On 21 October 2005 scientists at the University of Innsbruck completed a DNA analysis of tissue samples from the remains, and confirmed that the remains were that of Günther. This evidence supported the version of events told by Reinhold, that Günther was on the west side of the mountain when he was killed and not on the descent through the Rupal Wall.

Despite the undisputed DNA evidence, controversy persists. Residual argument revolves largely around whether Günther perished in a fall near the summit, upper or middle part of the Diamir Face, versus toward the bottom, where Reinhold said he had last seen his brother. The argument is based on glacial movement over a period of 35 years and the location where the remains were found. Saler has asserted that if Günther had died in the lower third of the face (as described by Reinhold) then the remains would have been found much lower than 14,110 feet (where they were reportedly recovered). The existence of a disputed handwritten note described in the 2003 book by von Kienlin, The Traverse, was allegedly a "confession" recorded by von Kienlin documenting a conversation between Reinhold and von Kienlin in a motel room in Gilgit, Pakistan, before they both returned home. The note says that "I lost Günther" and "For hours I was up there yelling for him. I don't know why, but he couldn't hear me. He was doing very badly. He didn't make it. Maybe he fell."

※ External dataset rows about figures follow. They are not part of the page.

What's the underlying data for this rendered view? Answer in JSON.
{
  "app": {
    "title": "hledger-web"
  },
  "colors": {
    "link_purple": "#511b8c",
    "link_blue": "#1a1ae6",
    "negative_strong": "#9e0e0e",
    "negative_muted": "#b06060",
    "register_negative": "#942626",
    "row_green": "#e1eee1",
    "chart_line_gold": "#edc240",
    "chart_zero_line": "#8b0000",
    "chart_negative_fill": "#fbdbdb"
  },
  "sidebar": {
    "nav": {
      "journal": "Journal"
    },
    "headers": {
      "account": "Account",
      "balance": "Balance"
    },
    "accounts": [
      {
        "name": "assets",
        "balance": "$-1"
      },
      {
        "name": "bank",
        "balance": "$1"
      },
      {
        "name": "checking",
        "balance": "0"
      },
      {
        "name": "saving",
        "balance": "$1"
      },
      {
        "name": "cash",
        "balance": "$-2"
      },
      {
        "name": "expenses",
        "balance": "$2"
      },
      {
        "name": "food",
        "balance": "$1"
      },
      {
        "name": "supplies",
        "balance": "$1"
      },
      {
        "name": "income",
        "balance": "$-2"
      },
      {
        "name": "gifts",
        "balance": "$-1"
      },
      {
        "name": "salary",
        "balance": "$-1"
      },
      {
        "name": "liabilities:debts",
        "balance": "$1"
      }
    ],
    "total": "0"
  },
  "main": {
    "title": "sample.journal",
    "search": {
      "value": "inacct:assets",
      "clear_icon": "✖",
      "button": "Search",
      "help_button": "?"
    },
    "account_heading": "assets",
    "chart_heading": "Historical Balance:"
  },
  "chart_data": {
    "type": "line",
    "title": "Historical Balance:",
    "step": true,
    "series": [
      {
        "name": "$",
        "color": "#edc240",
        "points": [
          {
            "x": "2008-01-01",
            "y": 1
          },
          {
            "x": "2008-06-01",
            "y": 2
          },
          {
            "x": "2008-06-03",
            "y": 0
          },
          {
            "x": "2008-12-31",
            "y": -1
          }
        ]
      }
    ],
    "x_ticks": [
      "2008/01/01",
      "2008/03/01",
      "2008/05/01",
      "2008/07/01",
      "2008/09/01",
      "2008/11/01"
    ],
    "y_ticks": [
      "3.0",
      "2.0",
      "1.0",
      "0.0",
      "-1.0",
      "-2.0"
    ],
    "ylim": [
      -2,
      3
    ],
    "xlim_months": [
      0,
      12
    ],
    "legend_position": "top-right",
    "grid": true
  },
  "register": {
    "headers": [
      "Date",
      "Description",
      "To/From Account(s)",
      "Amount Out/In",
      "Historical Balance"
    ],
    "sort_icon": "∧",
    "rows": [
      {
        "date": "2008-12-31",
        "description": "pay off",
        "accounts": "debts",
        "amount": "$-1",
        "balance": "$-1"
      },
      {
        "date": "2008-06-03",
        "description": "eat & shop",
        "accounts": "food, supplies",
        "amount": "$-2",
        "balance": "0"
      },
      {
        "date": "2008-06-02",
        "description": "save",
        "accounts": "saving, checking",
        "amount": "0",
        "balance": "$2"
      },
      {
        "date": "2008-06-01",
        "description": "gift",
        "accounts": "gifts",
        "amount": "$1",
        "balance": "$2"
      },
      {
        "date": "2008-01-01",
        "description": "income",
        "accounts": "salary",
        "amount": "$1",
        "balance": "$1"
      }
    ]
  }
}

In June 2022, Pakistani locals found the second shoe belonging to Günther. A picture of the same was also posted by Reinhold on Instagram.

==Funeral==
On 8 September 2005, the remains were burned at the foot of Nanga Parbat on a pyre in Tibetan tradition. Also borrowing from Tibetan tradition, Reinhold and his expedition team of 14 trekkers and two journalists built a chorten, a square-shaped stack of stones, as a monument. The participants sang "yelo Lak, the gods were merciful," and threw rice into the air.